Simply put, the album is extremely bottom heavy, but in a good way. I actually had to adjust my midrange levels (something I rarely do) just so I could hear clearly the guitars over the bass and kick drum. After that slight adjustment, the album completely annihilated my sound system like no other in past memory.
The most noticeable difference however is in how much warmer the overall production sound actually is. If long time fans remember correctly, both Breathing is Irrelevant and Solace were produced with extremely crunchy, cold sound mixes. There was a certain abrasiveness that made the already difficult material that much more difficult to listen to for prolonged periods of time.
Minus the Herd, on the other had, has a classic jazz vinyl feel to its production where it, for better or worse, removes a great deal of the abrasiveness commonly found in IDs now easily recognizable sound. What it does add is a great amount of mood and atmosphere, mainly because there is now more “space” in between each instrument. One way in which this release is superior to IDs 2 previous LPs is in the very effective menacing, dark atmosphere that they are able to sustain throughout the entire album.

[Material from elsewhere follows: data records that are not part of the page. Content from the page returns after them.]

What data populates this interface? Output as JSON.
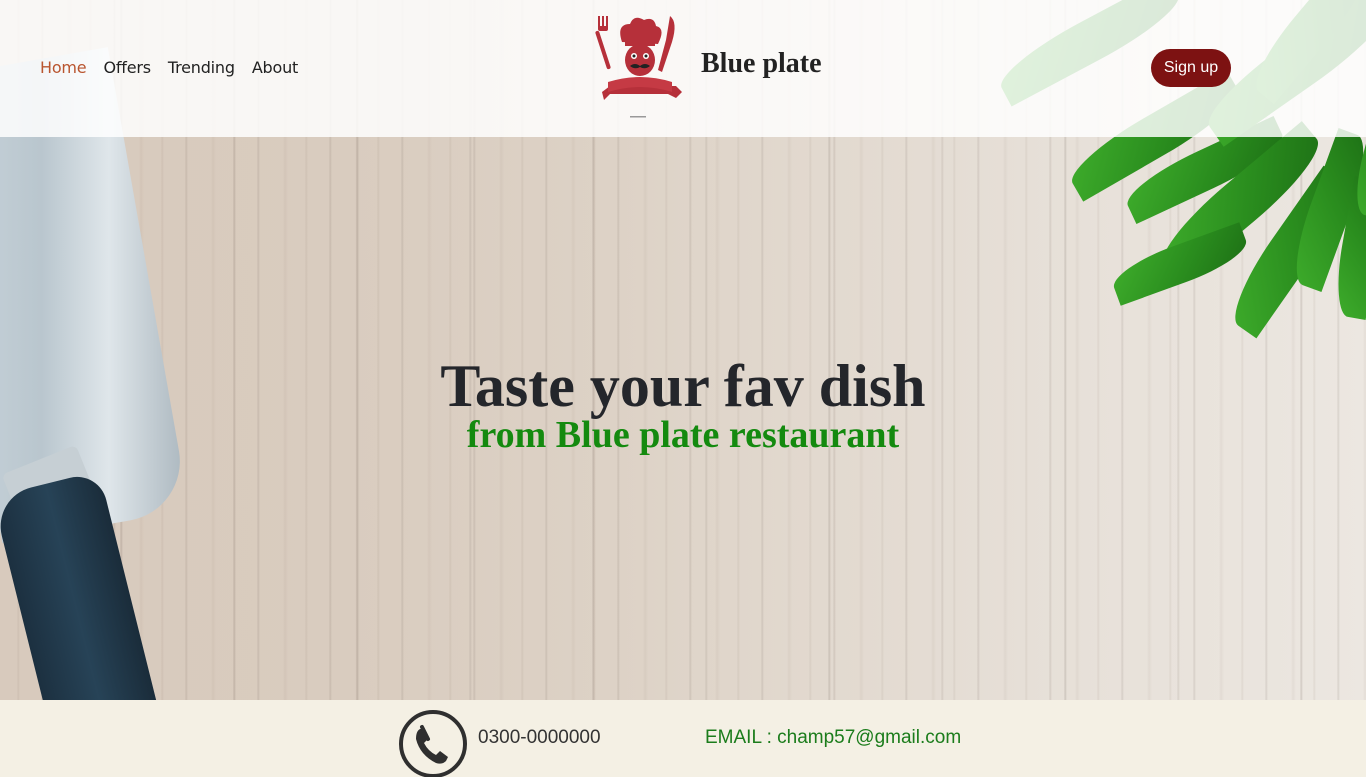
{
  "nav": {
    "items": [
      {
        "label": "Home",
        "active": true
      },
      {
        "label": "Offers",
        "active": false
      },
      {
        "label": "Trending",
        "active": false
      },
      {
        "label": "About",
        "active": false
      }
    ]
  },
  "brand": {
    "name": "Blue plate",
    "logo_icon": "chef-hat-fork-knife-icon"
  },
  "header": {
    "signup_label": "Sign up"
  },
  "hero": {
    "title": "Taste your fav dish",
    "subtitle": "from Blue plate restaurant"
  },
  "footer": {
    "phone_icon": "phone-icon",
    "phone": "0300-0000000",
    "email": "EMAIL : champ57@gmail.com"
  },
  "colors": {
    "accent_active_nav": "#b9552f",
    "signup_button": "#7d1212",
    "subtitle_green": "#148a0f",
    "email_green": "#1b7c1b",
    "footer_bg": "#f4f0e4"
  }
}
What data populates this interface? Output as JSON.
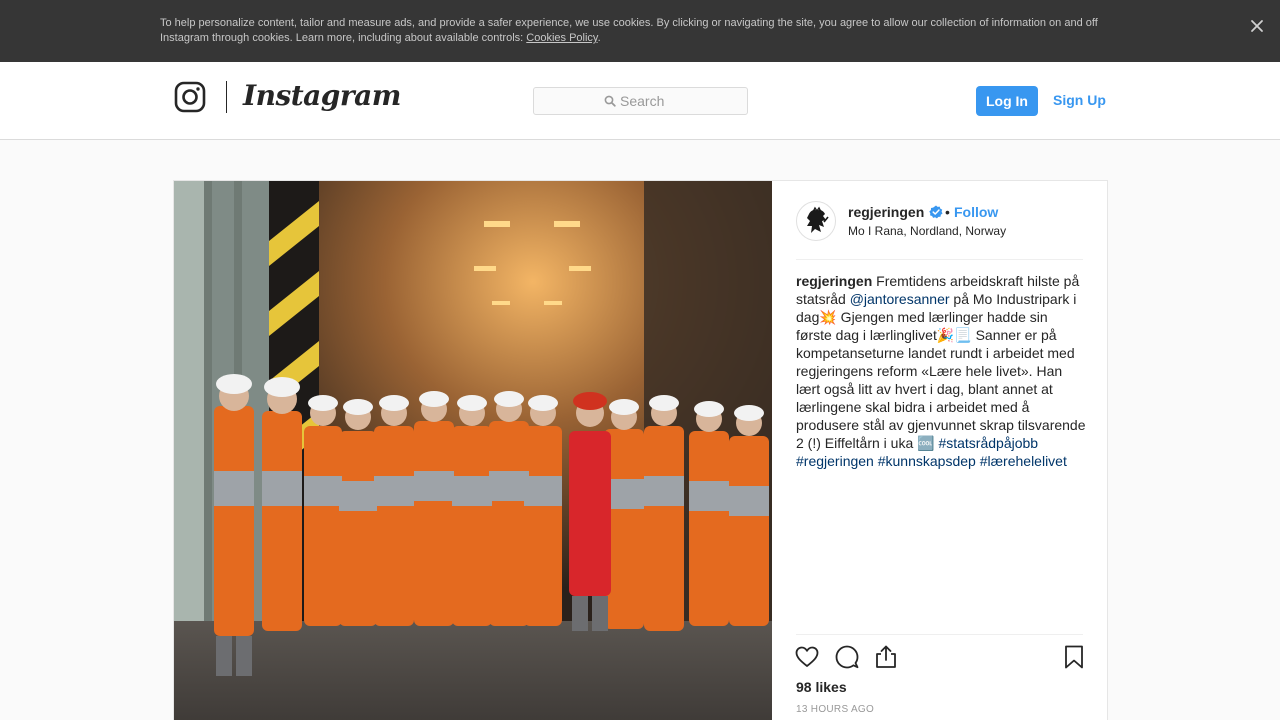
{
  "cookie_banner": {
    "text": "To help personalize content, tailor and measure ads, and provide a safer experience, we use cookies. By clicking or navigating the site, you agree to allow our collection of information on and off Instagram through cookies. Learn more, including about available controls: ",
    "link_label": "Cookies Policy",
    "trailing": ".",
    "close_icon": "close-icon"
  },
  "header": {
    "logo_icon": "instagram-camera-icon",
    "wordmark": "Instagram",
    "search_placeholder": "Search",
    "search_icon": "search-icon",
    "login_label": "Log In",
    "signup_label": "Sign Up"
  },
  "post": {
    "username": "regjeringen",
    "follow_label": "Follow",
    "location": "Mo I Rana, Nordland, Norway",
    "caption": {
      "username": "regjeringen",
      "part1": " Fremtidens arbeidskraft hilste på statsråd ",
      "mention": "@jantoresanner",
      "part2": " på Mo Industripark i dag💥 Gjengen med lærlinger hadde sin første dag i lærlinglivet🎉📃 Sanner er på kompetanseturne landet rundt i arbeidet med regjeringens reform «Lære hele livet». Han lært også litt av hvert i dag, blant annet at lærlingene skal bidra i arbeidet med å produsere stål av gjenvunnet skrap tilsvarende 2 (!) Eiffeltårn i uka 🆒 ",
      "hashtags": [
        "#statsrådpåjobb",
        "#regjeringen",
        "#kunnskapsdep",
        "#lærehelelivet"
      ]
    },
    "likes": "98 likes",
    "timestamp": "13 HOURS AGO",
    "accent_color": "#3897f0",
    "link_color": "#003569"
  }
}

Unfortunately, Ion Dissonance have chosen to emphasize their weaknesses instead of their strengths on Minus the Herd, resulting in a fun album to listen to that lacks any sort of depth that makes subsequent listens a prerequisite.

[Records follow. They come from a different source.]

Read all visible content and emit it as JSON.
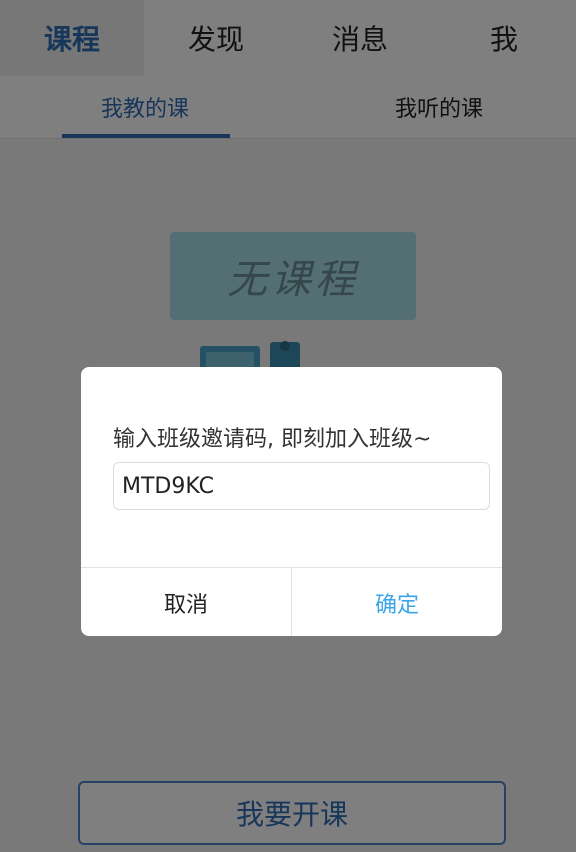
{
  "topnav": {
    "tabs": [
      {
        "label": "课程"
      },
      {
        "label": "发现"
      },
      {
        "label": "消息"
      },
      {
        "label": "我"
      }
    ],
    "active_index": 0
  },
  "subtabs": {
    "items": [
      {
        "label": "我教的课"
      },
      {
        "label": "我听的课"
      }
    ],
    "active_index": 0
  },
  "empty_state": {
    "label": "无课程"
  },
  "create_button": {
    "label": "我要开课"
  },
  "dialog": {
    "message": "输入班级邀请码, 即刻加入班级~",
    "input_value": "MTD9KC",
    "cancel_label": "取消",
    "confirm_label": "确定"
  },
  "colors": {
    "accent": "#2f6db5",
    "confirm": "#3aa6e8"
  }
}
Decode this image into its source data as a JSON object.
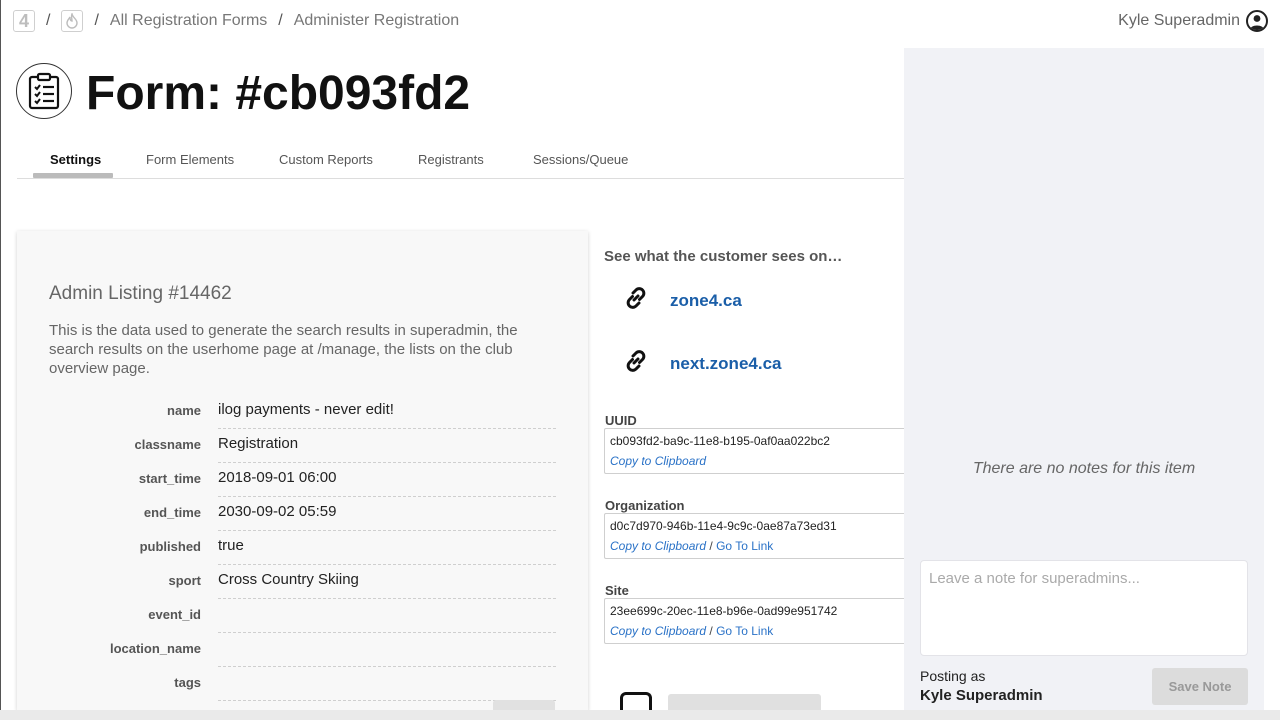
{
  "breadcrumb": {
    "home_label": "4",
    "separator": "/",
    "items": [
      "All Registration Forms",
      "Administer Registration"
    ]
  },
  "user": {
    "name": "Kyle Superadmin"
  },
  "page": {
    "title": "Form: #cb093fd2"
  },
  "tabs": [
    {
      "label": "Settings",
      "active": true
    },
    {
      "label": "Form Elements"
    },
    {
      "label": "Custom Reports"
    },
    {
      "label": "Registrants"
    },
    {
      "label": "Sessions/Queue"
    }
  ],
  "admin_listing": {
    "title": "Admin Listing #14462",
    "description": "This is the data used to generate the search results in superadmin, the search results on the userhome page at /manage, the lists on the club overview page.",
    "fields": [
      {
        "label": "name",
        "value": "ilog payments - never edit!"
      },
      {
        "label": "classname",
        "value": "Registration"
      },
      {
        "label": "start_time",
        "value": "2018-09-01 06:00"
      },
      {
        "label": "end_time",
        "value": "2030-09-02 05:59"
      },
      {
        "label": "published",
        "value": "true"
      },
      {
        "label": "sport",
        "value": "Cross Country Skiing"
      },
      {
        "label": "event_id",
        "value": ""
      },
      {
        "label": "location_name",
        "value": ""
      },
      {
        "label": "tags",
        "value": ""
      }
    ]
  },
  "customer_view": {
    "title": "See what the customer sees on…",
    "links": [
      {
        "label": "zone4.ca"
      },
      {
        "label": "next.zone4.ca"
      }
    ]
  },
  "identifiers": [
    {
      "label": "UUID",
      "value": "cb093fd2-ba9c-11e8-b195-0af0aa022bc2",
      "copy": "Copy to Clipboard",
      "go": ""
    },
    {
      "label": "Organization",
      "value": "d0c7d970-946b-11e4-9c9c-0ae87a73ed31",
      "copy": "Copy to Clipboard",
      "go": "Go To Link"
    },
    {
      "label": "Site",
      "value": "23ee699c-20ec-11e8-b96e-0ad99e951742",
      "copy": "Copy to Clipboard",
      "go": "Go To Link"
    }
  ],
  "action_separator": "/",
  "notes": {
    "empty_text": "There are no notes for this item",
    "placeholder": "Leave a note for superadmins...",
    "posting_as_label": "Posting as",
    "posting_as_user": "Kyle Superadmin",
    "save_label": "Save Note"
  },
  "colors": {
    "link": "#1a5ea8",
    "notes_bg": "#f1f2f6",
    "tab_underline": "#bbbbbb"
  }
}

Do you remember the final track from Solace Prelude of Things Worse to Come? Imagine 10 tracks in that similar vein and you have Minus the Herd.
The main problem is that Ion Dissonance are just not talented enough songwriters to pull off more “moodier” metal songs. The obvious fact that there is little in artistic heft (made even more apparent by the absence of previous vocalist Gabriel McCaughry) is something that becomes very apparent short way into the album. The main draw of Ion Dissonance has always been their blistering technical attacks that literally bring chills up your spine upon the first listen. Unfortunately, said chills are completely absent from this album.
One can completely understand the desire of ID in striving to create a more memorable listening experience, but only a few bands have really managed to bridge the world of traditional song craftmanship with chaotic tech-metal wizardry (British natives Sikth and hardcore legends Converge are two of the few bands to successfully achieve that in recent memory).
Each track is very effective in establishing its mood, but unfortunately there is just too little beneath the surface to really elevate the material. The lack of songwriting talent is apparent, and unfortunately many tech metal fans will be gravely saddened that one of the world’s most premiere avant-garde aggressive bands have decided to trade in their unorthodox technical chops for a more calculated, if albeit flawed and unsured, effort.